Let's assume that the only time you blog is when you have something interesting to blog about. Specifically, and this is important, it's something relatively interesting, in the literal sense that it needs to be interesting relative to everything else that's gone on in the period.

If you drew a graph of "interestingness of events" over time for a period, you'd have a line with a bunch of spikes. Everybody's life, no matter how dull or interesting it is, tends to have a sort of "average interest level". For a very long period, the graph would look almost like a flat line around this average: nothing would be relatively interesting, so it would be hard to think of anything to blog about.

On the other hand, if you blogged every day, your sample size is tiny, so the chance of there being one or two events much more interesting than any other events in the period is, counter-intuitively, much higher.

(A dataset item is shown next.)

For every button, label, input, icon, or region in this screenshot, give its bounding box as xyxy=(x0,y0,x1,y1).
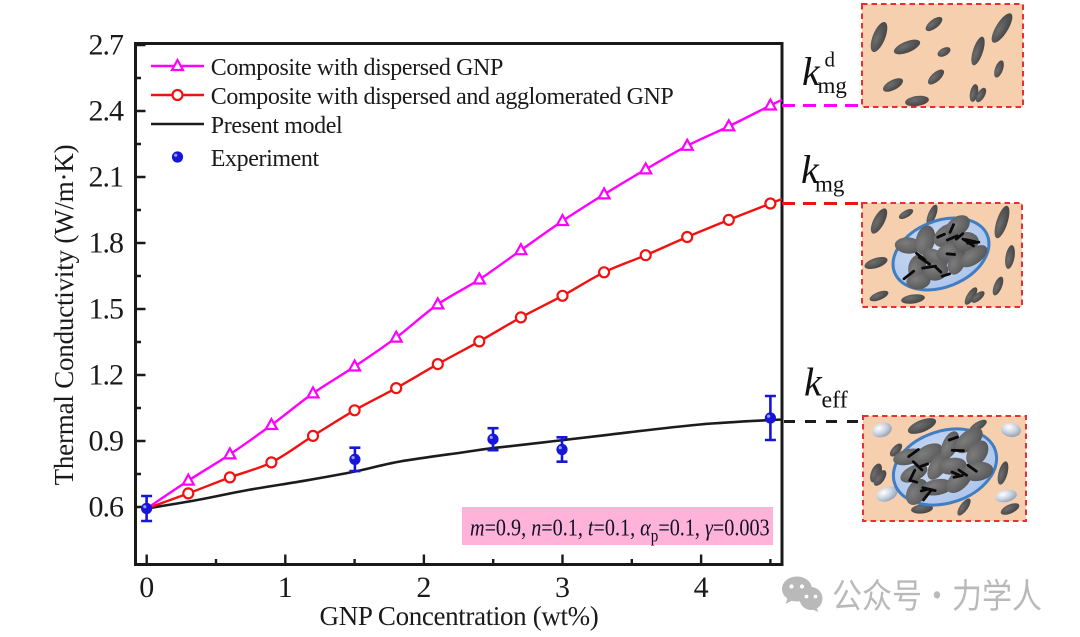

This is because the interest levels are relative, not absolute.

So, the way to think of stuff to blog about is to blog every day. This is my insight for today, which is why immediately after posting this I will probably be blogging again, making it the third time today (unless it takes a long time).

Who knew blogging engendered more blogging? It probably won't last once I get back from holiday and have, you know, stuff to do. But in the meantime, bring on the verbose blog-fest!